I had promised a different piece this week, but had a friend and his wife stop in for the weekend and that threw me off my game. They were up from Paso Robles, California, where they raise wine grapes – Syrah, Petite Syrah — on a magnificent chunk of the central coast, and also to pick up some elk meat I’d been holding for them in our freezer since our hunt last fall. And, as things go, the weekend vanished in an insalubrious 72‐hour fete that left me feeling like I’d spent the weekend with Robert Plant and the boys in some second‐go at Hammer of the Gods.
I’m getting too old for that shit — and for the making excuses for it — and mostly it is counter‐productive to the business of writing. That said, the work I promised is underway and continues – research is at a premium in this piece. But in the meantime I thought I’d toss a few recommendations your way: two memoirs and a fascinating historical read you won’t want to miss.
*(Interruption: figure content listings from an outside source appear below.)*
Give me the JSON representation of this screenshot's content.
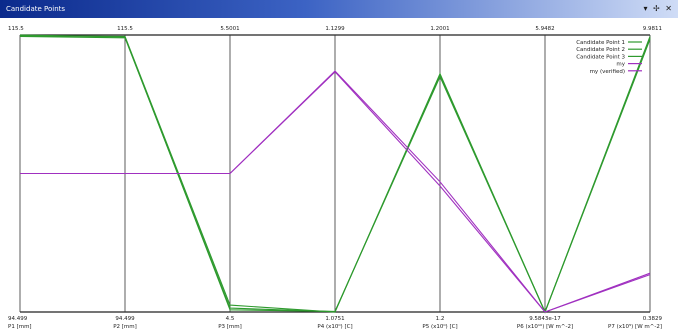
{
  "window": {
    "title": "Candidate Points",
    "controls": [
      "▾",
      "✢",
      "✕"
    ]
  },
  "chart_data": {
    "type": "parallel-coordinates",
    "axes": [
      {
        "top": "115.5",
        "bottom": "94.499",
        "label": "P1  [mm]"
      },
      {
        "top": "115.5",
        "bottom": "94.499",
        "label": "P2  [mm]"
      },
      {
        "top": "5.5001",
        "bottom": "4.5",
        "label": "P3  [mm]"
      },
      {
        "top": "1.1299",
        "bottom": "1.0751",
        "label": "P4  (x10⁰)  [C]"
      },
      {
        "top": "1.2001",
        "bottom": "1.2",
        "label": "P5  (x10⁰)  [C]"
      },
      {
        "top": "5.9482",
        "bottom": "9.5843e-17",
        "label": "P6  (x10¹⁰)  [W m^-2]"
      },
      {
        "top": "9.9811",
        "bottom": "0.3829",
        "label": "P7  (x10⁵)  [W m^-2]"
      }
    ],
    "series": [
      {
        "name": "Candidate Point 1",
        "color": "#2e9a2e",
        "values": [
          0.997,
          0.995,
          0.025,
          0.0,
          0.86,
          0.0,
          0.995
        ]
      },
      {
        "name": "Candidate Point 2",
        "color": "#2e9a2e",
        "values": [
          1.0,
          0.993,
          0.008,
          0.002,
          0.85,
          0.0,
          0.985
        ]
      },
      {
        "name": "Candidate Point 3",
        "color": "#2e9a2e",
        "values": [
          0.995,
          0.99,
          0.014,
          0.001,
          0.855,
          0.0,
          0.99
        ]
      },
      {
        "name": "my",
        "color": "#a030c0",
        "values": [
          0.5,
          0.5,
          0.5,
          0.87,
          0.47,
          0.0,
          0.14
        ]
      },
      {
        "name": "my (verified)",
        "color": "#a030c0",
        "values": [
          0.5,
          0.5,
          0.5,
          0.867,
          0.455,
          0.0,
          0.135
        ]
      }
    ],
    "legend_position": "top-right",
    "ylim": [
      0,
      1
    ]
  }
}
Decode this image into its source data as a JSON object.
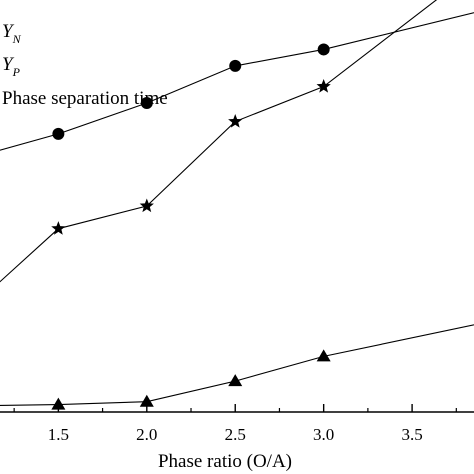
{
  "chart_data": {
    "type": "line",
    "xlabel": "Phase ratio (O/A)",
    "x_ticks": [
      "1.5",
      "2.0",
      "2.5",
      "3.0",
      "3.5"
    ],
    "xlim": [
      1.17,
      3.85
    ],
    "ylim": [
      0,
      100
    ],
    "grid": false,
    "legend_placement": "top-left",
    "legend": [
      {
        "base": "Y",
        "sub": "N",
        "marker": "circle"
      },
      {
        "base": "Y",
        "sub": "P",
        "marker": "star"
      },
      {
        "base": "Phase separation time",
        "sub": "",
        "marker": "triangle"
      }
    ],
    "series": [
      {
        "marker": "circle",
        "points": [
          {
            "x": 1.0,
            "y": 61.5
          },
          {
            "x": 1.5,
            "y": 67.5
          },
          {
            "x": 2.0,
            "y": 75.0
          },
          {
            "x": 2.5,
            "y": 84.0
          },
          {
            "x": 3.0,
            "y": 88.0
          },
          {
            "x": 4.0,
            "y": 98.5
          }
        ]
      },
      {
        "marker": "star",
        "points": [
          {
            "x": 1.0,
            "y": 25.0
          },
          {
            "x": 1.5,
            "y": 44.5
          },
          {
            "x": 2.0,
            "y": 50.0
          },
          {
            "x": 2.5,
            "y": 70.5
          },
          {
            "x": 3.0,
            "y": 79.0
          },
          {
            "x": 4.0,
            "y": 112.0
          }
        ]
      },
      {
        "marker": "triangle",
        "points": [
          {
            "x": 1.0,
            "y": 1.5
          },
          {
            "x": 1.5,
            "y": 1.8
          },
          {
            "x": 2.0,
            "y": 2.5
          },
          {
            "x": 2.5,
            "y": 7.5
          },
          {
            "x": 3.0,
            "y": 13.5
          },
          {
            "x": 4.0,
            "y": 22.5
          }
        ]
      }
    ]
  }
}
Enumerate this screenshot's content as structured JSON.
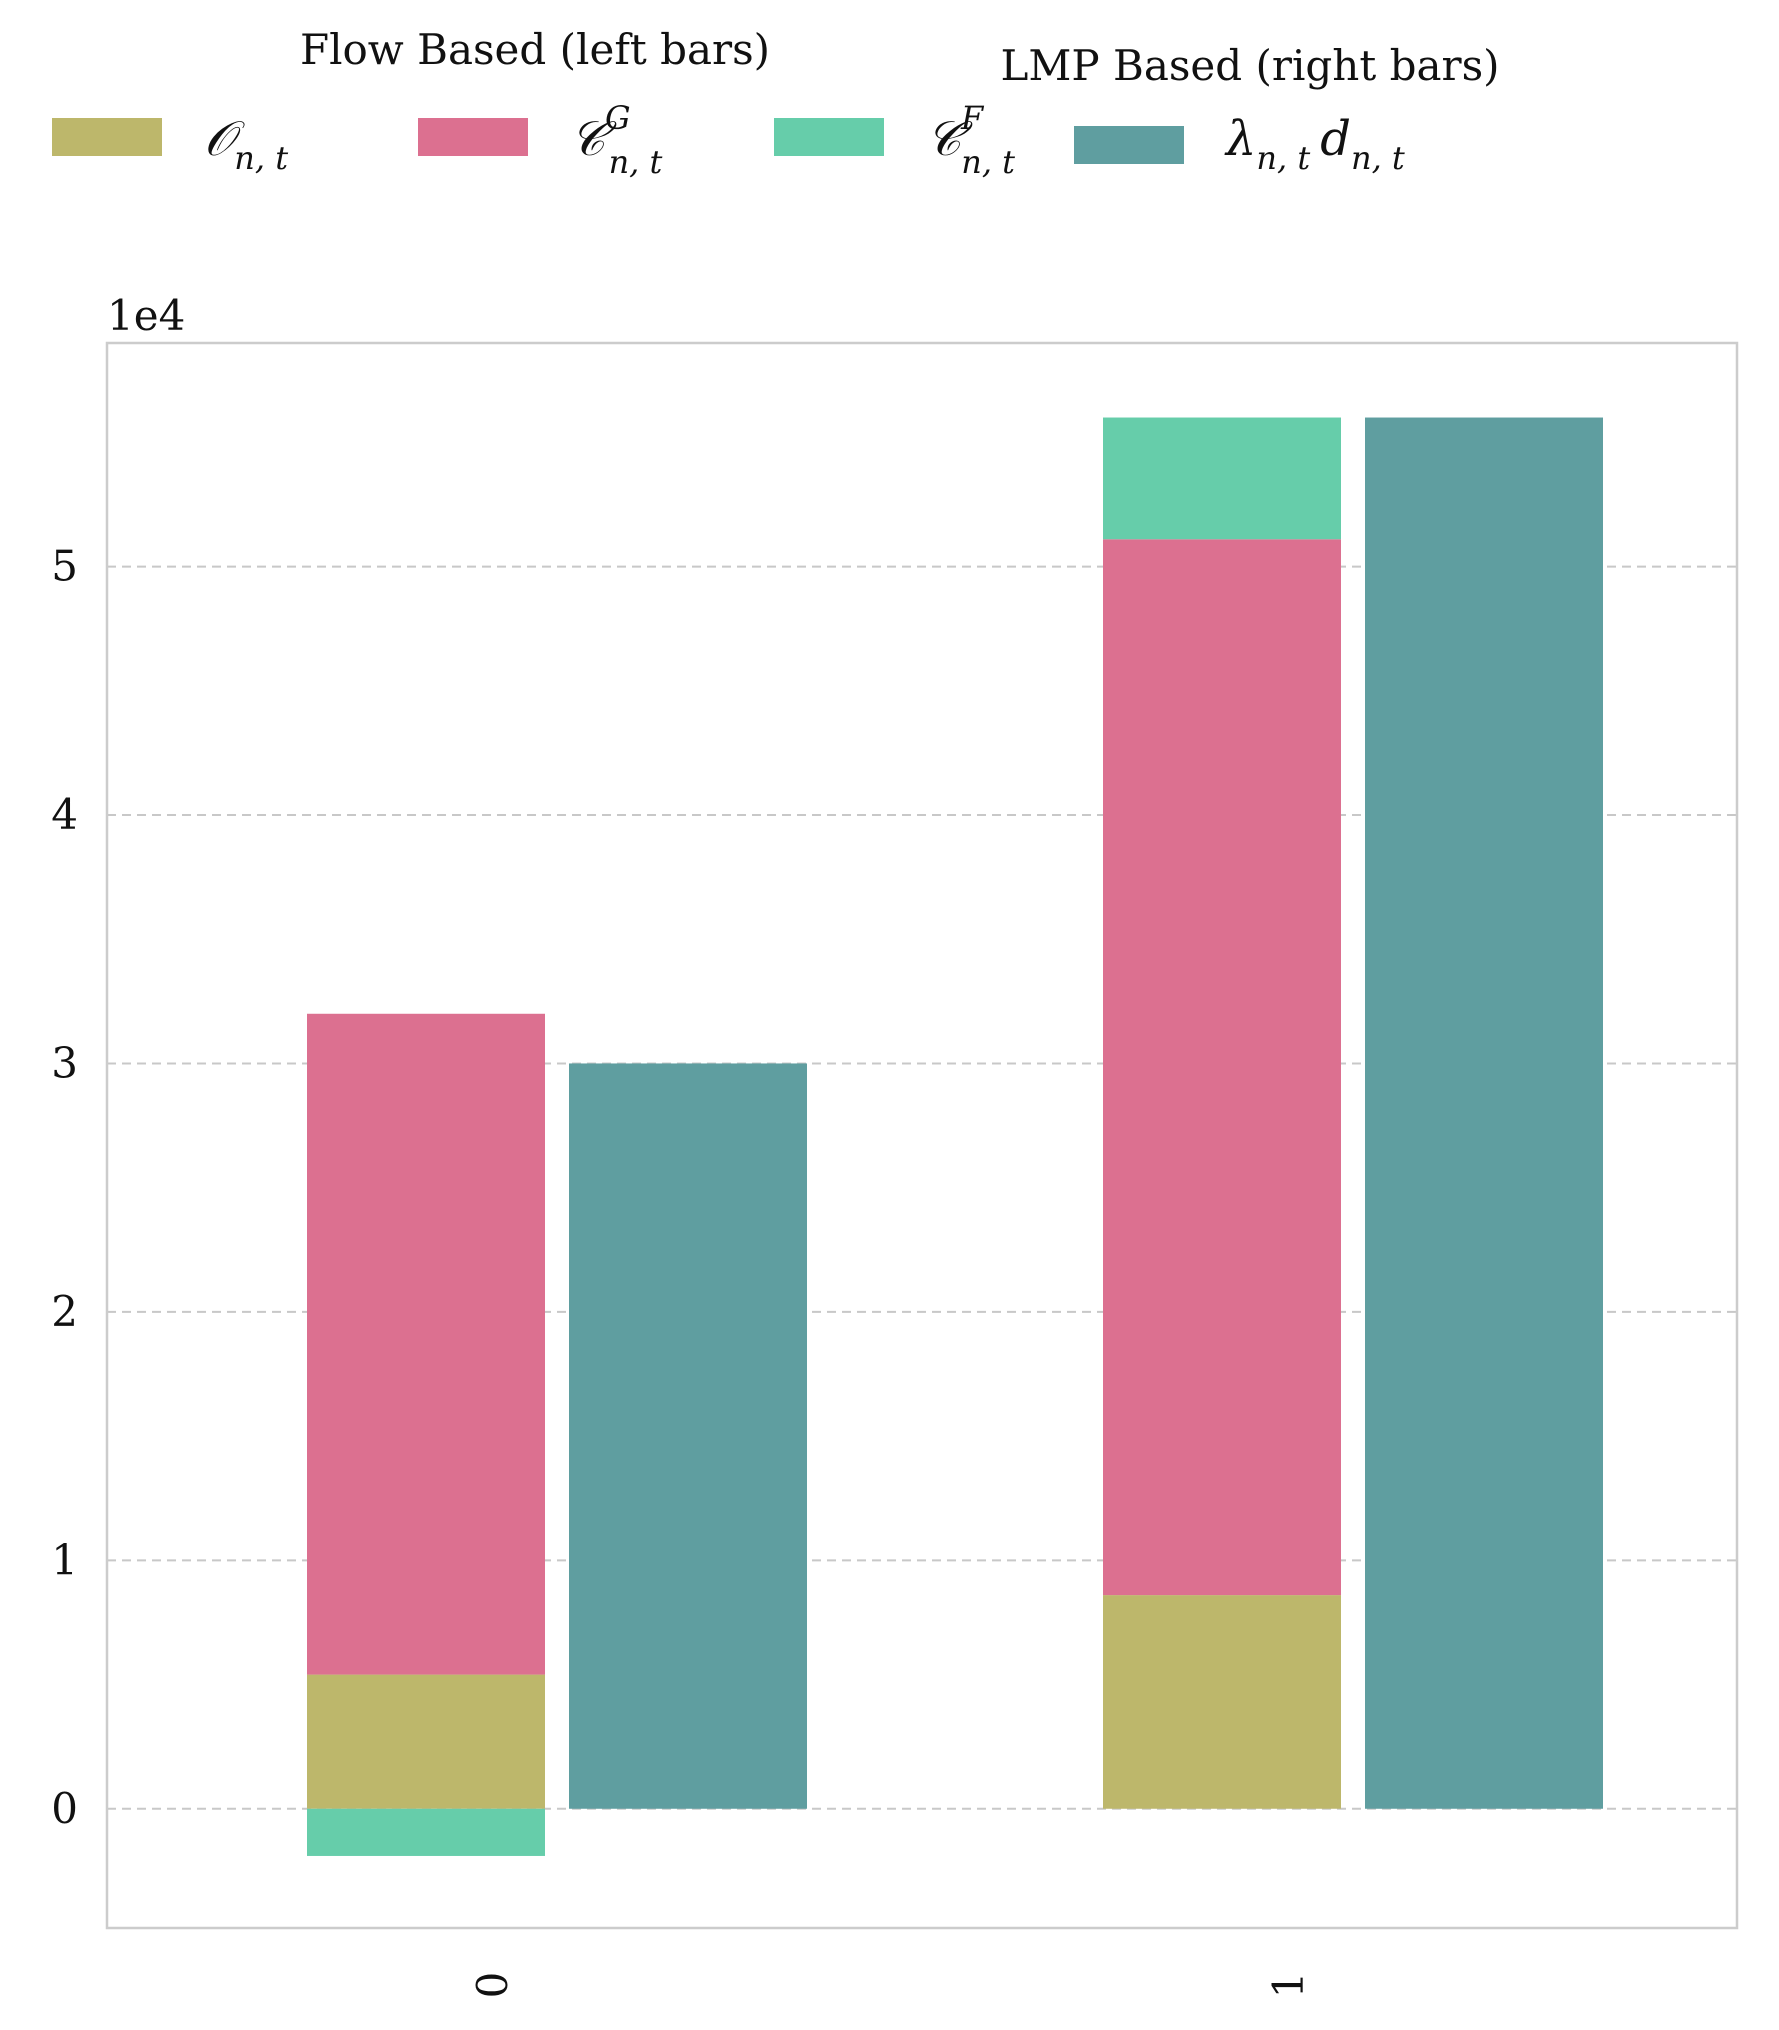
{
  "legend": {
    "group_left_title": "Flow Based (left bars)",
    "group_right_title": "LMP Based (right bars)",
    "items": [
      {
        "key": "O",
        "base": "𝒪",
        "sup": "",
        "sub": "n, t",
        "color": "#bdb76b"
      },
      {
        "key": "CG",
        "base": "𝒞",
        "sup": "G",
        "sub": "n, t",
        "color": "#dc7090"
      },
      {
        "key": "CF",
        "base": "𝒞",
        "sup": "F",
        "sub": "n, t",
        "color": "#66cdaa"
      },
      {
        "key": "LD",
        "base": "λ",
        "sup": "",
        "sub": "n, t",
        "base2": "d",
        "sub2": "n, t",
        "color": "#5f9ea0"
      }
    ]
  },
  "chart_data": {
    "type": "bar",
    "stacked": true,
    "categories": [
      "0",
      "1"
    ],
    "exponent_label": "1e4",
    "ylim": [
      -0.48,
      5.9
    ],
    "yticks": [
      0,
      1,
      2,
      3,
      4,
      5
    ],
    "grid": "y-dashed",
    "legend_position": "top",
    "left_series": [
      {
        "key": "O",
        "values": [
          0.54,
          0.86
        ],
        "color": "#bdb76b"
      },
      {
        "key": "CG",
        "values": [
          2.66,
          4.25
        ],
        "color": "#dc7090"
      },
      {
        "key": "CF",
        "values": [
          -0.19,
          0.49
        ],
        "color": "#66cdaa"
      }
    ],
    "right_series": [
      {
        "key": "LD",
        "values": [
          3.0,
          5.6
        ],
        "color": "#5f9ea0"
      }
    ]
  }
}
First up is Bomber Pilot, by Philip Ardery. Ardery was a Silver Star and Distinguished Flying Cross (twice) recipient from the second‐world war. He flew in the raid over the oil refineries of Ploesti, where 53 airplanes and 446 airmen were lost, finished numerous missions over North Africa and Europe, and eventually returned home to Kentucky where he lawyered out the rest of his life. Self‐deprecating to a fault, with a terrific eye for exactly the right detail, Ardery puts the reader in the cockpit of those giant Liberators as they did their bit against the Nazi’s. Want to know what the life was like? Read this book.
Next is Quartered Safe Out Here, by George MacDonald Fraser. Fans of the Flashman series will know of Fraser, and his razor wit, which he puts to good use in this memoir of his experiences with the British 14thArmy, last of the Border Guards, in the fight for Burma. Fraser builds his memoir around the experiences of his Nine Section, which he would later come to lead, and writes brilliantly about his experiences fighting the Japanese to clear the road south to Rangoon. From craits, monsoons, and centipedes, to Japanese ambushes and banzai attacks, from his love‐affair with the Lee‐Enfield to his laugh out loud funny experience teaching an Asiatic British officer how to employ the Piat, an unwieldy British anti‐tank gun, one need look no further than John Keegan’s review: “No doubt one of the great memoirs of the Second World War.” If Keegan, who is the finest military historian to have graced the earth, says it, you can take it to the bank. Which is what I did, and I can assure you the deposit will put a very large smile on your face for years to come. Fraser also has some choice moments for revisionist historians, which are frankly overdue, under publicized, and terribly important as we go about this business of thinking critically. He spares no venom for those who would question the use of the atomic bomb, and with a Scotsman’s flair. Read this book.
Finally, do whatever it takes to get your hands on God’s Wolf, by Jeffrey Lee. Lee took a degree from Oxford in Arab and Islamic History, and this book is a fabulous read concerning the life of Reynald de Chatillon, a lower‐level Frank crusader who took his show on the road and became the scourge of Islam during the Second Crusade. Reynald has been sadly disparaged by many, including the chroniclers who were his contemporaries, but also by modern historians — who tend to inject contemporary thinking into ancient scenarios and therefore invent bizarre conclusions. But Lee takes another look and concludes that Monsieur de Chatillon was something quite beyond his soiled reputation. So much so that, during the late unpleasantness with modern Islamists, Al Qaida addressed their FedEx bomb, programmed to detonate over Chicago, to Mr. Chatillon, some 800 years after his beheading by Saladin. He certainly left an impression on the Islamists of his own era, and this book explores why and how. Students of the crusades — I am one, will find in this eminently readable book, which makes a terrific companion piece to Peter Frankopan’s writings on the Crusades and the Silk Roads, a quiet little masterpiece of history.
That is all. Do with this what you must. And for now, I am back to reading about The culleus, which was the Roman practice of confining an inmate into a sack with an ape, a dog, and a serpent, and throwing the whole works into the ocean. It was a punishment reserved for those who had killed close relatives, but a punishment nonetheless, which is part and parcel of the work I keep promising.